A Pastor Elevates Trump Above the Pope

byRainer Hofmann

May 10, 2026

There are sentences that make you pause for a moment and wonder whether you actually heard them correctly. Robert Jeffress, an evangelical pastor from Dallas and for years one of the loudest religious voices inside Trump’s political camp, said on Fox News that Donald Trump understands the Bible better than the pope. Not as a wink, not as a talk show punchline, but in complete seriousness, with the self-confidence of a man who leads his own megachurch with more than 14,000 members and who already argued back in 2017 that Trump had received from God the right to have Kim Jong Un killed.

The statement had a trigger. Secretary of State Marco Rubio had recently been at the Vatican and spoken with Pope Leo XIV, who openly criticized the American war against Iran and warned of nuclear escalation. Jeffress then went on camera, called the pope a good man, but declared him theologically misguided. Trump, Jeffress claimed, understood very well what the Bible says about the role of state violence.

You have to let that constellation settle in for a moment. A television preacher from Texas publicly corrects the spiritual leader of more than one billion Catholics worldwide. And he does so not out of theological debate, but to justify a war being carried out by a president who has probably never correctly quoted a Bible verse without someone standing next to him helping him. It is not faith speaking here. It is loyalty.

Trump himself has continued escalating the conflict with Leo XIV in recent weeks. The pope, he said, is weak on crime, weak on foreign policy and not a voice worth listening to. Leo XIV, meanwhile, has shown no sign of intimidation. He condemned the Iran war, criticized the American government’s treatment of migrants and said the Church must speak the Gospel loudly even when governments do not want to hear it. Two men, two languages, two worlds. One speaks about peace, the other about strength. One quotes the Sermon on the Mount, the other quotes himself.

Jeffress provides the theological soundtrack for all of it. On Fox News, he phrased it almost like a drill sergeant. The task of government, he said, is to protect citizens from evildoers. That is how easily a bombing campaign can be transformed into something simple if one merely chooses the right vocabulary. The Sermon on the Mount does not appear anywhere in this interpretation. It would only get in the way.

Even among conservative Christians, the appearance has sparked backlash. Online comments emerged accusing Jeffress of turning faith into a form of political support service.
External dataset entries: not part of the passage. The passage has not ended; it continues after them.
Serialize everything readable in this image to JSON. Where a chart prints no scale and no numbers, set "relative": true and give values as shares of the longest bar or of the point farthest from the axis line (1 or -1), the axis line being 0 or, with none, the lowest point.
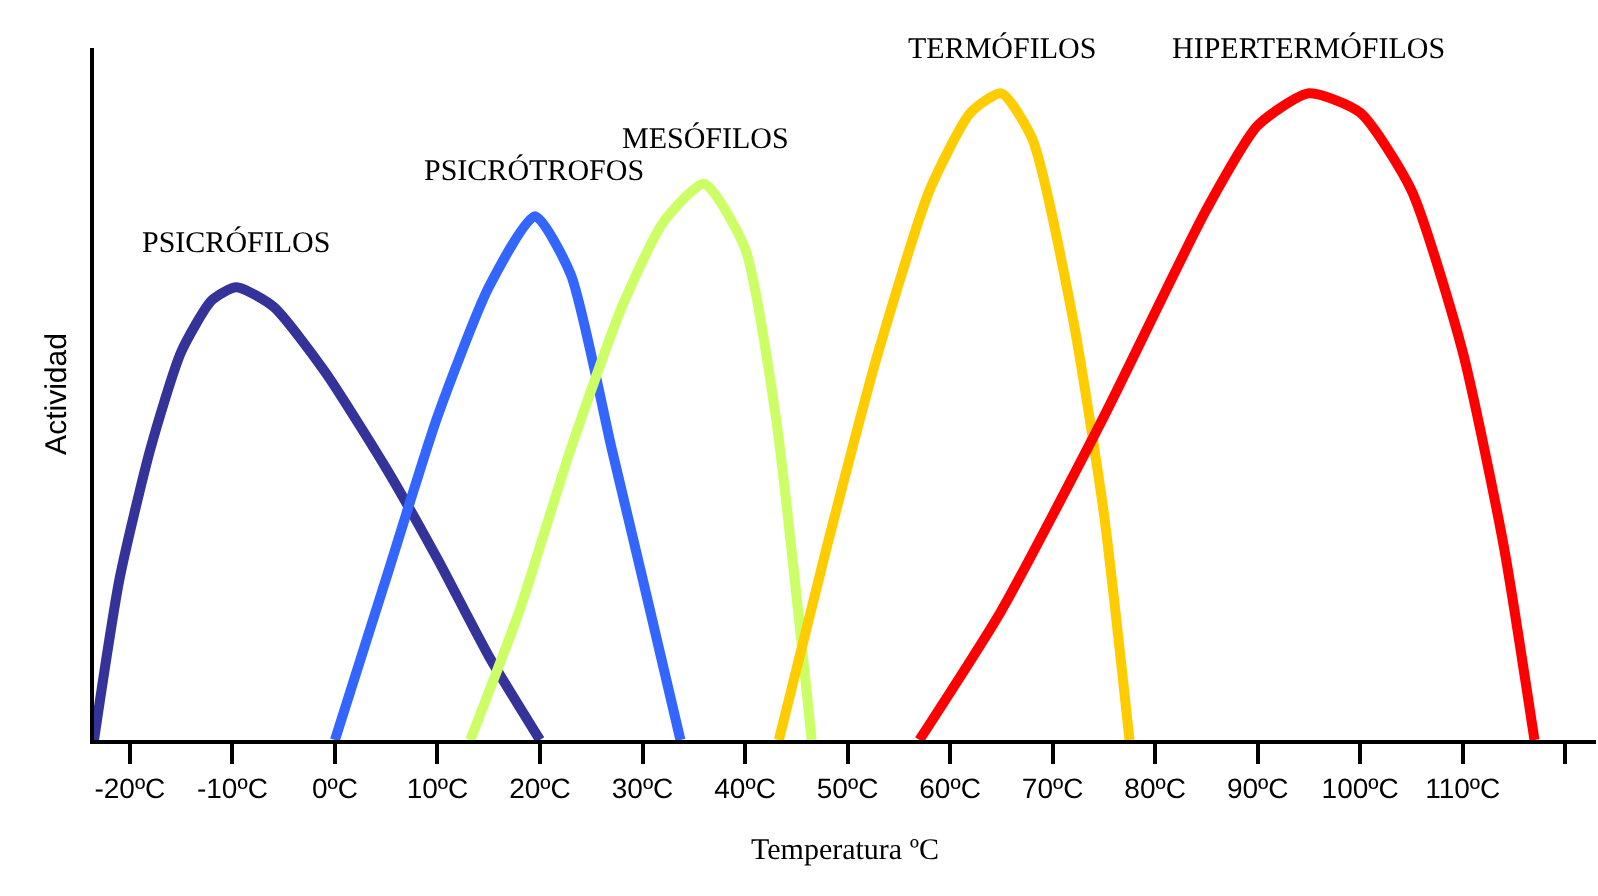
{
  "chart_data": {
    "type": "line",
    "relative": true,
    "xlabel": "Temperatura ºC",
    "ylabel": "Actividad",
    "legend": false,
    "grid": false,
    "marker": "none",
    "line_style": "solid",
    "xlim": [
      -23.5,
      123
    ],
    "xticks": [
      {
        "value": -20,
        "label": "-20ºC"
      },
      {
        "value": -10,
        "label": "-10ºC"
      },
      {
        "value": 0,
        "label": "0ºC"
      },
      {
        "value": 10,
        "label": "10ºC"
      },
      {
        "value": 20,
        "label": "20ºC"
      },
      {
        "value": 30,
        "label": "30ºC"
      },
      {
        "value": 40,
        "label": "40ºC"
      },
      {
        "value": 50,
        "label": "50ºC"
      },
      {
        "value": 60,
        "label": "60ºC"
      },
      {
        "value": 70,
        "label": "70ºC"
      },
      {
        "value": 80,
        "label": "80ºC"
      },
      {
        "value": 90,
        "label": "90ºC"
      },
      {
        "value": 100,
        "label": "100ºC"
      },
      {
        "value": 110,
        "label": "110ºC"
      },
      {
        "value": 120,
        "label": null
      }
    ],
    "series": [
      {
        "name": "PSICRÓFILOS",
        "color": "#333399",
        "x": [
          -23.5,
          -21,
          -18,
          -15,
          -12,
          -9.6,
          -6,
          -1,
          5,
          10,
          15,
          20
        ],
        "values": [
          0,
          0.25,
          0.45,
          0.6,
          0.68,
          0.7,
          0.67,
          0.57,
          0.42,
          0.28,
          0.13,
          0
        ]
      },
      {
        "name": "PSICRÓTROFOS",
        "color": "#3366ff",
        "x": [
          0,
          5,
          10,
          15,
          19.5,
          23,
          27,
          30,
          33.7
        ],
        "values": [
          0,
          0.25,
          0.5,
          0.7,
          0.81,
          0.72,
          0.45,
          0.25,
          0
        ]
      },
      {
        "name": "MESÓFILOS",
        "color": "#ccff66",
        "x": [
          13.2,
          18,
          23,
          28,
          32,
          36,
          40,
          43,
          46.5
        ],
        "values": [
          0,
          0.2,
          0.45,
          0.67,
          0.8,
          0.86,
          0.76,
          0.5,
          0
        ]
      },
      {
        "name": "TERMÓFILOS",
        "color": "#ffcc00",
        "x": [
          43.3,
          48,
          53,
          58,
          62,
          65,
          68,
          72,
          75,
          77.5
        ],
        "values": [
          0,
          0.3,
          0.6,
          0.85,
          0.97,
          1,
          0.93,
          0.65,
          0.35,
          0
        ]
      },
      {
        "name": "HIPERTERMÓFILOS",
        "color": "#ff0000",
        "x": [
          57,
          65,
          75,
          85,
          90,
          95,
          100,
          105,
          110,
          114,
          117
        ],
        "values": [
          0,
          0.2,
          0.5,
          0.82,
          0.95,
          1,
          0.97,
          0.85,
          0.6,
          0.3,
          0
        ]
      }
    ]
  }
}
Some openly speak of a personality cult. Others, more cautiously, simply ask when theology became loyalty, and whether there was ever a point at which people could still have stepped away.
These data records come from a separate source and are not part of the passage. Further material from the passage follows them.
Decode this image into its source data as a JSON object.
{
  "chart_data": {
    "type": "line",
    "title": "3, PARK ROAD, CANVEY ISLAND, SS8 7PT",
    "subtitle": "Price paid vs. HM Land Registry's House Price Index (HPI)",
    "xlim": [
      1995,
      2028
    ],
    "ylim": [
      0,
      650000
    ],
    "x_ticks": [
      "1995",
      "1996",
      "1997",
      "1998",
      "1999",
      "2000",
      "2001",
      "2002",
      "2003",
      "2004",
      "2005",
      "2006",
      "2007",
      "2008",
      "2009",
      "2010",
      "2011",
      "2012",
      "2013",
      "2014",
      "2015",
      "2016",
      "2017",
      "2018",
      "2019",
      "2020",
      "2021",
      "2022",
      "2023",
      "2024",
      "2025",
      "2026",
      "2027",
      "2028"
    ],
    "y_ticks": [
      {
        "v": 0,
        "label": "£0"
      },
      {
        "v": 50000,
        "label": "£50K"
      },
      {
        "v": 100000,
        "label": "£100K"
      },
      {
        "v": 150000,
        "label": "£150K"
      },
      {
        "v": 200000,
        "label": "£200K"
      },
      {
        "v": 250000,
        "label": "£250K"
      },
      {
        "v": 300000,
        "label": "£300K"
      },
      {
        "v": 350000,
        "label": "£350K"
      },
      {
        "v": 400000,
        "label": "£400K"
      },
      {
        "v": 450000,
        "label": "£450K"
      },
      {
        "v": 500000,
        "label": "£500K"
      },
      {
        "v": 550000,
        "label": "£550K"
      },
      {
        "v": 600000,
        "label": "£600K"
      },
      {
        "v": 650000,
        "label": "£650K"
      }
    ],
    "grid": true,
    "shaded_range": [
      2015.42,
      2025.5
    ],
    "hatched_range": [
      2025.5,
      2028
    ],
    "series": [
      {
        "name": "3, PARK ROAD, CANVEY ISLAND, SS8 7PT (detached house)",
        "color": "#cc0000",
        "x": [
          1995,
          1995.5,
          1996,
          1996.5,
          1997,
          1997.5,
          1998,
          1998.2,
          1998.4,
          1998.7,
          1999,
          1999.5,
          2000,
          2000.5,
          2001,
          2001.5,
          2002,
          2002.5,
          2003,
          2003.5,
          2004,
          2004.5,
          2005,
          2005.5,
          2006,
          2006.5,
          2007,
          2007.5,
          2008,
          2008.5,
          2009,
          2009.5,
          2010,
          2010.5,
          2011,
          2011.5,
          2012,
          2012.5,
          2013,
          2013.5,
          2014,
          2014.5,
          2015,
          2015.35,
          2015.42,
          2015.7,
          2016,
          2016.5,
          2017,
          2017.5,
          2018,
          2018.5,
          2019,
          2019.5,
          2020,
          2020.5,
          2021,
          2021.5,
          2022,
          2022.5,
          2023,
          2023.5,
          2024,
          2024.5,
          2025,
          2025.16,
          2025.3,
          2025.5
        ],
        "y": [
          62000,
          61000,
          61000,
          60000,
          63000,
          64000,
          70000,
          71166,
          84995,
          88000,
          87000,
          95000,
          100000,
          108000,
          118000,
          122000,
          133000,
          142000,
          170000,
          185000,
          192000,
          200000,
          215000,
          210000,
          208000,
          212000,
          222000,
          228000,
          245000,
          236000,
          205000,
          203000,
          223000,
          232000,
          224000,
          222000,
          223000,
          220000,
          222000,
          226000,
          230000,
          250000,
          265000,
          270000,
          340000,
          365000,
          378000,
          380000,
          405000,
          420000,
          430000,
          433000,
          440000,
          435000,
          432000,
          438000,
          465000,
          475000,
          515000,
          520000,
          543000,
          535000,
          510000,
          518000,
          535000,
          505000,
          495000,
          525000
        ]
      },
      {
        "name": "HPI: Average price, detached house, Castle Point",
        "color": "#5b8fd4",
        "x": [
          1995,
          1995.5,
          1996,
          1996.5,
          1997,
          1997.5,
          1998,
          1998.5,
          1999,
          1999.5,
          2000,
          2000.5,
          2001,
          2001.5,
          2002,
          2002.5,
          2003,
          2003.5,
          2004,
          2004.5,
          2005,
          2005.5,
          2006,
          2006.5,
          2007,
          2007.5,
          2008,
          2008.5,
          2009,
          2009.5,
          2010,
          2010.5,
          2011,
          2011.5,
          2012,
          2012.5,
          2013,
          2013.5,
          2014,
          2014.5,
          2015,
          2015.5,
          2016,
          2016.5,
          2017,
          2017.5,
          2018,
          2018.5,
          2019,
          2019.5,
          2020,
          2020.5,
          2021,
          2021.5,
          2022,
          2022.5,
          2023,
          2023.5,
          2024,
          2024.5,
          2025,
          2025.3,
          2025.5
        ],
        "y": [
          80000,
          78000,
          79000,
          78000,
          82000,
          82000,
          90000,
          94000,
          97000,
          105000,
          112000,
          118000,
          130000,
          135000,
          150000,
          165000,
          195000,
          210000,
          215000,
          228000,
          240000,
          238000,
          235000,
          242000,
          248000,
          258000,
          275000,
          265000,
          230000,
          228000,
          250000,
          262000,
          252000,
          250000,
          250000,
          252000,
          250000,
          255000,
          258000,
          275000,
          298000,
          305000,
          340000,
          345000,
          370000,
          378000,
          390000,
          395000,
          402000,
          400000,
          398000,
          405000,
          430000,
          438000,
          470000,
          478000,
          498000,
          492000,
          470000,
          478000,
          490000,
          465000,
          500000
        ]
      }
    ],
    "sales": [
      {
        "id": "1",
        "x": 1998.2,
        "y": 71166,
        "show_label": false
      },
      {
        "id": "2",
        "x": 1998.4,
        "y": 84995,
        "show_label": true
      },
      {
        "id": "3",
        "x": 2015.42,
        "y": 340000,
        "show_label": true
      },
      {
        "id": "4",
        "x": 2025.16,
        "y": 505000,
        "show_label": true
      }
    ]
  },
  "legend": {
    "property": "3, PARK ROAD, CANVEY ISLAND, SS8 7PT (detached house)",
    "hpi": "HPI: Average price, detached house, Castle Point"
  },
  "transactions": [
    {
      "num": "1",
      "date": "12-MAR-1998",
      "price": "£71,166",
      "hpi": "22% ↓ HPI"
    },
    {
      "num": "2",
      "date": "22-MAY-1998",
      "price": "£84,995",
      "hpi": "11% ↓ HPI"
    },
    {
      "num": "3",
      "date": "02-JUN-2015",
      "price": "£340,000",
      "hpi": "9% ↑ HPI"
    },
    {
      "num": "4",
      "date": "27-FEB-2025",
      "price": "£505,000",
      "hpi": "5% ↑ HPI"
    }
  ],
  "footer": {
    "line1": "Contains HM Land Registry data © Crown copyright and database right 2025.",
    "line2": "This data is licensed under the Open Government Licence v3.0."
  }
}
That point existed. It has passed. What remains is an evangelical America in which a pastor places a president above a pope, a president has himself gilded in gold and a war is being waged that the Vatican has clearly condemned. Anyone still trying to recognize Christianity in this picture has to look very carefully. And has to become very skilled at looking away from what stands directly beside it.

The worst idols are the ones people no longer recognize as idols because they greet them every single day. In Dallas, they greet Trump. The pope answers back with a warning nobody wants to hear. And somewhere between the two stands a pastor holding a microphone and repeating a sentence that only a few years ago would have sounded like satire. Today it is a sermon. And if you listen carefully enough, that is the entire story.